Note the word "recommend" and the guy in this thread who does it for a living saying they only do it if the screening makes them suspect it.
That's great. I specialize in immunochemistry testing, hematology, and immunohematology. No lab will do RNA PCR testing unless the screen is positive or there is sufficient reason to believe it will be positive. There is a whole world of paperwork and liability to take into account with state and federal-reported diseases. If it's positive, it better stay positive.
Blood products require a prescription, a and thus require FDA approval and certification. Since blood has a maximum shelf life of anywhere from 2-5 weeks, it would simply cost too much time and money to collect blood that could potentially be discarded before they can even test or get test results on high risk factors.
So yea, keep complaining to someone who's perfectly healthy and deferred for life for being born in the wrong country at the wrong time. I know my job. Buttsex is a bullshit reason, as I said, but don't mistake that for an illogical one. Working in health care I can tell you that eliminating ANY risk, even those less than 10%, is a top priority.
Now that isn't to say homosexuals have a higher incidence of STDs because of their lifestyle, but please don't call this discrimination. It's precautionary. Unless you've seen what tainted or reactive blood can do to someone, you have no room to talk.
I hope you know that "buttsex" isn't the reason. They don't ask about anal sex specifically at all.
Source: I give blood to the red cross 3-4 times a year
I'm sorry, why does it say refraining from sex for a year? I thought all the butthurt (sorry) surrounding this had to do with anal sex?
If it didn't, then it's bullshit and really has no place as a factor. Sounds a lot like the "HIV is the gay disease" thing that plagued the 80s and 90s and the tea party.
Edit: Never mind, I read back again. It says within the last year, which makes absolutely no sense.
Once again, it's about epidemiology. Scientific pathology and how a country (specifically America) reacts to a disease, how funding is distributed, and announcements of outbreaks heavily relies on accurate data.
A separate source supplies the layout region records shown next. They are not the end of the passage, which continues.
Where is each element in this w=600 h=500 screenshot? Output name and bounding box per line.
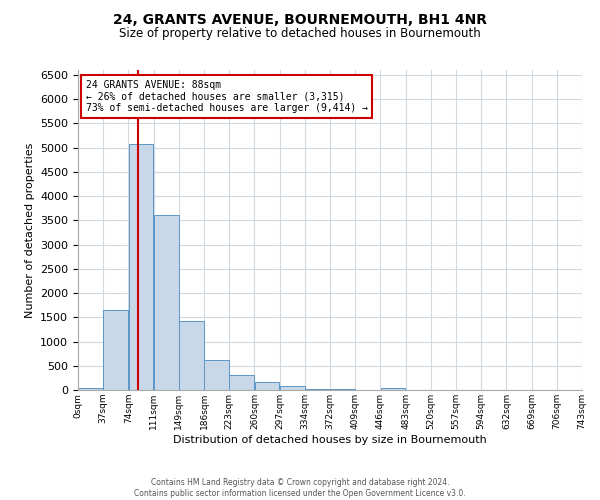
Text: Contains HM Land Registry data © Crown copyright and database right 2024.
Contai: Contains HM Land Registry data © Crown c… — [134, 478, 466, 498]
X-axis label: Distribution of detached houses by size in Bournemouth: Distribution of detached houses by size … — [173, 434, 487, 444]
Text: 24, GRANTS AVENUE, BOURNEMOUTH, BH1 4NR: 24, GRANTS AVENUE, BOURNEMOUTH, BH1 4NR — [113, 12, 487, 26]
Bar — [305, 388, 330, 390]
Bar — [254, 382, 280, 390]
Text: 24 GRANTS AVENUE: 88sqm
← 26% of detached houses are smaller (3,315)
73% of semi: 24 GRANTS AVENUE: 88sqm ← 26% of detache… — [86, 80, 368, 113]
Text: Size of property relative to detached houses in Bournemouth: Size of property relative to detached ho… — [119, 28, 481, 40]
Bar — [380, 388, 406, 390]
Bar — [280, 386, 305, 390]
Y-axis label: Number of detached properties: Number of detached properties — [25, 142, 35, 318]
Bar — [154, 216, 179, 390]
Bar — [204, 360, 229, 390]
Bar — [78, 388, 103, 390]
Bar — [179, 321, 204, 390]
Bar — [229, 376, 254, 390]
Bar — [103, 310, 128, 390]
Bar — [128, 144, 154, 390]
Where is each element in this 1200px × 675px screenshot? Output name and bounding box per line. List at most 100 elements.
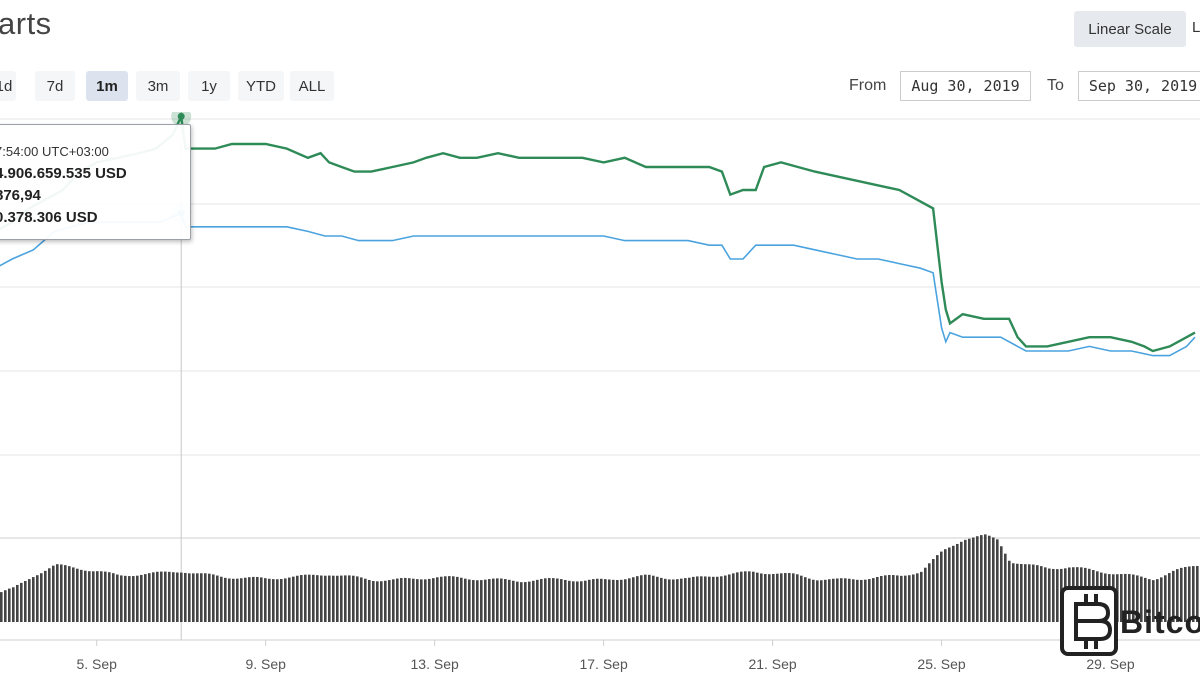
- volume-bar: [816, 580, 819, 622]
- volume-bar: [916, 573, 919, 622]
- volume-bar: [968, 538, 971, 622]
- volume-bar: [536, 579, 539, 622]
- volume-bar: [900, 575, 903, 622]
- volume-bar: [820, 580, 823, 622]
- volume-bar: [864, 579, 867, 622]
- watermark-text: Bitco: [1120, 604, 1200, 640]
- volume-bar: [484, 579, 487, 622]
- price-chart[interactable]: 5. Sep 9. Sep 13. Sep 17. Sep 21. Sep 25. Sep…: [0, 112, 1200, 675]
- volume-bar: [1132, 574, 1135, 622]
- volume-bar: [80, 569, 83, 622]
- bitcoin-logo-icon: [1060, 586, 1118, 656]
- volume-bar: [708, 576, 711, 622]
- range-button-ytd[interactable]: YTD: [238, 71, 284, 101]
- volume-bar: [1192, 566, 1195, 622]
- volume-bar: [776, 573, 779, 622]
- volume-bar: [472, 580, 475, 622]
- volume-bar: [76, 568, 79, 622]
- volume-bar: [832, 578, 835, 622]
- volume-bar: [392, 579, 395, 622]
- volume-bar: [120, 575, 123, 622]
- range-button-1d[interactable]: 1d: [0, 71, 16, 101]
- volume-bar: [620, 579, 623, 622]
- volume-bar: [764, 574, 767, 622]
- volume-bar: [884, 575, 887, 622]
- volume-bar: [976, 536, 979, 622]
- volume-bar: [600, 578, 603, 622]
- volume-bar: [8, 588, 11, 622]
- volume-bar: [664, 578, 667, 622]
- volume-bar: [636, 576, 639, 622]
- volume-bar: [796, 574, 799, 622]
- volume-bar: [1148, 579, 1151, 622]
- volume-bar: [280, 579, 283, 622]
- volume-bar: [492, 578, 495, 622]
- volume-bar: [304, 574, 307, 622]
- volume-bar: [384, 580, 387, 622]
- volume-bar: [0, 592, 3, 622]
- volume-bar: [340, 575, 343, 622]
- volume-bar: [1152, 580, 1155, 622]
- volume-bar: [192, 573, 195, 622]
- volume-bar: [856, 579, 859, 622]
- volume-bar: [800, 575, 803, 622]
- volume-bar: [1124, 573, 1127, 622]
- volume-bar: [44, 570, 47, 622]
- volume-bar: [20, 582, 23, 622]
- volume-bar: [232, 578, 235, 622]
- volume-bar: [588, 579, 591, 622]
- range-button-3m[interactable]: 3m: [136, 71, 180, 101]
- volume-bar: [844, 578, 847, 622]
- volume-bar: [388, 580, 391, 622]
- range-button-all[interactable]: ALL: [290, 71, 334, 101]
- volume-bar: [596, 578, 599, 622]
- volume-bar: [984, 534, 987, 622]
- range-button-1m[interactable]: 1m: [86, 71, 128, 101]
- volume-bar: [1188, 566, 1191, 622]
- volume-bar: [740, 571, 743, 622]
- log-scale-button[interactable]: L: [1192, 19, 1200, 36]
- volume-bar: [204, 573, 207, 622]
- volume-bar: [972, 537, 975, 622]
- volume-bar: [684, 578, 687, 622]
- volume-bar: [352, 575, 355, 622]
- volume-bar: [1180, 567, 1183, 622]
- volume-bar: [1128, 574, 1131, 622]
- volume-bar: [960, 541, 963, 622]
- volume-bar: [680, 578, 683, 622]
- volume-bar: [272, 579, 275, 622]
- to-date-input[interactable]: Sep 30, 2019: [1078, 71, 1200, 101]
- volume-bar: [464, 578, 467, 622]
- volume-bar: [956, 543, 959, 622]
- volume-bar: [1044, 567, 1047, 622]
- volume-bar: [64, 565, 67, 622]
- volume-bar: [952, 545, 955, 622]
- from-date-input[interactable]: Aug 30, 2019: [900, 71, 1031, 101]
- volume-bar: [780, 573, 783, 622]
- volume-bar: [328, 575, 331, 622]
- tooltip-price: 876,94: [0, 187, 41, 204]
- range-button-1y[interactable]: 1y: [188, 71, 230, 101]
- volume-bar: [896, 575, 899, 622]
- volume-bar: [116, 574, 119, 622]
- volume-bar: [628, 578, 631, 622]
- volume-bar: [572, 581, 575, 622]
- volume-bar: [420, 579, 423, 622]
- volume-bar: [176, 572, 179, 622]
- linear-scale-button[interactable]: Linear Scale: [1074, 11, 1186, 47]
- volume-bar: [16, 584, 19, 622]
- volume-bar: [724, 575, 727, 622]
- volume-bar: [560, 579, 563, 622]
- volume-bar: [24, 580, 27, 622]
- volume-bar: [144, 574, 147, 622]
- volume-bar: [380, 581, 383, 622]
- volume-bar: [160, 571, 163, 622]
- volume-bar: [344, 575, 347, 622]
- volume-bar: [648, 574, 651, 622]
- volume-bar: [1120, 574, 1123, 622]
- volume-bar: [828, 579, 831, 622]
- from-label: From: [849, 77, 887, 94]
- volume-bar: [924, 567, 927, 622]
- volume-bar: [880, 576, 883, 622]
- range-button-7d[interactable]: 7d: [35, 71, 75, 101]
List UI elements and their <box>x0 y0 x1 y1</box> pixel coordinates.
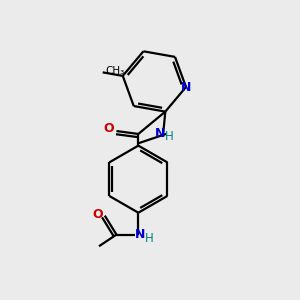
Text: H: H <box>165 130 174 143</box>
Text: O: O <box>104 122 115 135</box>
Text: O: O <box>92 208 103 221</box>
Text: H: H <box>145 232 154 245</box>
Text: N: N <box>135 228 145 241</box>
Text: CH₃: CH₃ <box>106 66 125 76</box>
Text: N: N <box>155 128 165 140</box>
Text: N: N <box>181 80 191 94</box>
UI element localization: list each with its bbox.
How would you feel if you were contacted by the health department and told you had a life changing disease and had to take thousands of dollars worth of medication to avoid spreading it, potentially wrecking your relationships or health, only to find out they were acting on a false positive?
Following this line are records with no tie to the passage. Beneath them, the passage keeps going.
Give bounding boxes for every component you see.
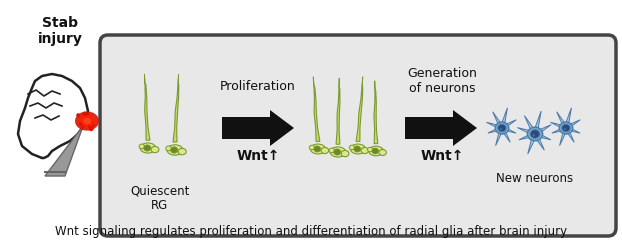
Polygon shape (361, 77, 363, 87)
Polygon shape (45, 118, 86, 176)
Polygon shape (533, 111, 541, 135)
Ellipse shape (321, 148, 328, 154)
Ellipse shape (532, 134, 535, 137)
Text: New neurons: New neurons (496, 171, 573, 184)
Polygon shape (374, 81, 375, 90)
Polygon shape (500, 127, 510, 142)
Polygon shape (564, 127, 574, 142)
Polygon shape (336, 88, 340, 144)
Text: Wnt↑: Wnt↑ (420, 149, 463, 163)
Text: Generation
of neurons: Generation of neurons (407, 67, 477, 95)
Ellipse shape (372, 148, 379, 154)
Polygon shape (338, 78, 340, 88)
Ellipse shape (170, 147, 178, 153)
Ellipse shape (88, 125, 90, 128)
Ellipse shape (330, 147, 346, 157)
Ellipse shape (82, 112, 86, 116)
Ellipse shape (83, 118, 91, 124)
Ellipse shape (89, 126, 94, 131)
Ellipse shape (361, 148, 369, 154)
Polygon shape (564, 108, 572, 128)
Text: Quiescent
RG: Quiescent RG (131, 184, 190, 212)
Ellipse shape (527, 127, 542, 141)
Polygon shape (524, 116, 537, 135)
Polygon shape (314, 87, 320, 141)
Ellipse shape (369, 146, 383, 156)
Polygon shape (560, 127, 568, 146)
Ellipse shape (79, 122, 83, 126)
Polygon shape (313, 77, 314, 87)
Ellipse shape (75, 111, 99, 131)
Ellipse shape (495, 122, 509, 134)
Ellipse shape (80, 115, 94, 127)
Polygon shape (550, 122, 567, 130)
Polygon shape (500, 108, 508, 128)
Polygon shape (501, 120, 516, 130)
Ellipse shape (354, 146, 361, 152)
Ellipse shape (562, 124, 570, 132)
Polygon shape (518, 128, 536, 136)
Ellipse shape (350, 145, 355, 150)
Polygon shape (557, 112, 568, 129)
Ellipse shape (139, 144, 144, 149)
Ellipse shape (334, 149, 341, 155)
Ellipse shape (350, 144, 366, 154)
Polygon shape (173, 84, 179, 142)
Ellipse shape (531, 130, 540, 138)
Polygon shape (374, 90, 378, 144)
Polygon shape (496, 127, 504, 146)
Ellipse shape (178, 148, 186, 155)
Ellipse shape (151, 146, 159, 153)
Polygon shape (534, 132, 551, 140)
Polygon shape (178, 74, 179, 84)
Polygon shape (501, 126, 516, 133)
Ellipse shape (93, 124, 95, 127)
Text: Wnt signaling regulates proliferation and differentiation of radial glia after b: Wnt signaling regulates proliferation an… (55, 225, 567, 238)
Polygon shape (519, 132, 536, 140)
Ellipse shape (564, 128, 566, 130)
Ellipse shape (77, 113, 80, 117)
Ellipse shape (499, 128, 502, 130)
Ellipse shape (341, 151, 349, 157)
Polygon shape (552, 126, 567, 133)
Text: Stab
injury: Stab injury (37, 16, 83, 46)
Polygon shape (527, 133, 537, 154)
Polygon shape (534, 125, 551, 136)
Polygon shape (565, 126, 580, 133)
Ellipse shape (379, 150, 386, 155)
Polygon shape (486, 122, 503, 130)
Ellipse shape (144, 145, 151, 151)
Ellipse shape (167, 145, 183, 155)
Ellipse shape (314, 146, 321, 152)
Polygon shape (493, 112, 504, 129)
Ellipse shape (166, 146, 172, 151)
Polygon shape (533, 133, 544, 150)
Ellipse shape (309, 145, 315, 150)
Ellipse shape (368, 147, 373, 152)
Ellipse shape (310, 144, 325, 154)
Polygon shape (565, 120, 580, 130)
FancyArrow shape (405, 110, 477, 146)
Text: Proliferation: Proliferation (220, 79, 296, 92)
Polygon shape (488, 126, 503, 133)
Polygon shape (145, 84, 150, 140)
Polygon shape (144, 74, 146, 84)
FancyArrow shape (222, 110, 294, 146)
Ellipse shape (559, 122, 573, 134)
Ellipse shape (329, 148, 335, 153)
FancyBboxPatch shape (100, 35, 616, 236)
Polygon shape (356, 87, 363, 141)
Ellipse shape (498, 124, 506, 132)
Ellipse shape (140, 143, 156, 153)
Text: Wnt↑: Wnt↑ (236, 149, 280, 163)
People have been and are sued daily for mistakes like this. What's even worse is when you report someone as negative for an infectious disease when they're really positive. Tests are sensitive enough to where this never happens, but imagine you were tested for Ebola and had a false negative.
They would be fired immediately (depending on the severity), likely to lose their license or certification, and would probably find it incredibly difficult to get a job in the future.
We lost a coworker not too long ago because of this. Person turned out to be positive and was reported as negative.
Mistakes can happen but in the medical world word travels fast of serious mistakes. Generally people are given a chance to explain what went wrong. Sometimes, even if it was an honest mistake, it's too serious a mistake to let slide.